The most visible Fijian Easter tradition is known as the “Fijian Crosswalk.” During Holy Week, large crowds will gather in Suva, the capital, and will make their way across Viti Levu to the town of Nadi. The walk will take a week and is meant to symbolize Christ’s final journey to Jerusalem where he would be crucified. Many, though not all, of the participants will carry large, wooden crosses on the whole 120-mile route. This event has been exclusively Roman Catholic through the years, but in 2014, Methodists began to participate as well. Even those of denominations not participating often have great reverence for the Crosswalk, and those involved take it so seriously that they fight stiff winds and heavy rain rather than cancel the event.

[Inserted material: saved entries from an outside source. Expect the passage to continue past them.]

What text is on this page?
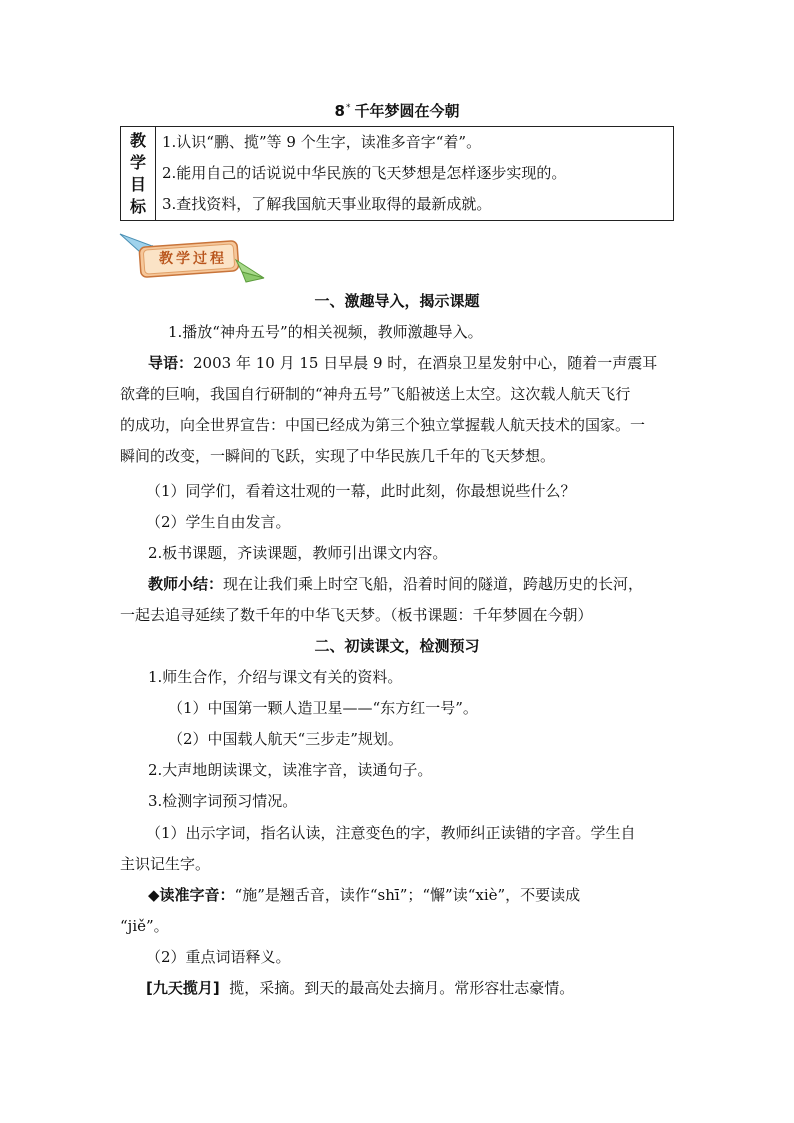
8* 千年梦圆在今朝
教
学
目
标
	1.认识“鹏、揽”等 9 个生字，读准多音字“着”。
2.能用自己的话说说中华民族的飞天梦想是怎样逐步实现的。
3.查找资料，了解我国航天事业取得的最新成就。
教学过程
一、激趣导入，揭示课题
1.播放“神舟五号”的相关视频，教师激趣导入。
导语：2003 年 10 月 15 日早晨 9 时，在酒泉卫星发射中心，随着一声震耳
欲聋的巨响，我国自行研制的“神舟五号”飞船被送上太空。这次载人航天飞行
的成功，向全世界宣告：中国已经成为第三个独立掌握载人航天技术的国家。一
瞬间的改变，一瞬间的飞跃，实现了中华民族几千年的飞天梦想。
（1）同学们，看着这壮观的一幕，此时此刻，你最想说些什么？
（2）学生自由发言。
2.板书课题，齐读课题，教师引出课文内容。
教师小结：现在让我们乘上时空飞船，沿着时间的隧道，跨越历史的长河，
一起去追寻延续了数千年的中华飞天梦。（板书课题：千年梦圆在今朝）
二、初读课文，检测预习
1.师生合作，介绍与课文有关的资料。
（1）中国第一颗人造卫星——“东方红一号”。
（2）中国载人航天“三步走”规划。
2.大声地朗读课文，读准字音，读通句子。
3.检测字词预习情况。
（1）出示字词，指名认读，注意变色的字，教师纠正读错的字音。学生自
主识记生字。
◆读准字音：“施”是翘舌音，读作“shī”；“懈”读“xiè”，不要读成
“jiě”。
（2）重点词语释义。
[九天揽月] 揽，采摘。到天的最高处去摘月。常形容壮志豪情。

In one part of Fiji, there is a small archipelago with a tradition of sharing a single cross among the various islands. This cross is put in a boat and floated from island to island during Holy Week. Men will swim in the water as they help push the cross-bearing boat along its way, and women will travel in another boat and sing to encourage the men. It usually is about a three-hour event between each island, and a special dinner is prepared for the group that will arrive with the cross. At the end of the celebrations, “kava,” a drink made from the piper methysticum plant is drunk. This can be an at least mildly narcotic drink, so visitors will have to take that into account if offered some.
For those touring Fiji at Easter time, we provide three significant events they may wish to take part in:
- During the Crosswalk, many upscale hotels on Viti Levu will hold their own Easter activities. One of the most notable such events is at Outrigger on the Lagoon, where you will find kids’ activities like an Easter egg hunt, an Easter-hat parade, and a chick nursery. Adults can enjoy poolside music played by a live band and an on-site Easter Morning service.
- At Castaway Island resort, you will find many arts and crafts on display as well as an egg hunt and church service. On Easter Monday, there will be a race called “Amazing Race” that lasts all day long till 9pm. If you enjoy running, this may be the resort for you.
- Around Easter time, a Hindu festival called “Holi” or “the Festival of Colors” takes place. A bonfire is lit, and everyone sings and dances at night around the fire. On the next morning, people chase participating acquaintances and strangers alike and throw dry-powder or colored water on them. Water guns and water balloons are sometimes used. You will see traveling musical groups wandering from place to place and throwing bright colors on people everywhere they go.
Anyone who visits Fiji at Easter time will encounter a number of unique traditions along with some that are more familiar. Seeing how Easter is celebrated in this far-off island nation will create memories that will last a lifetime.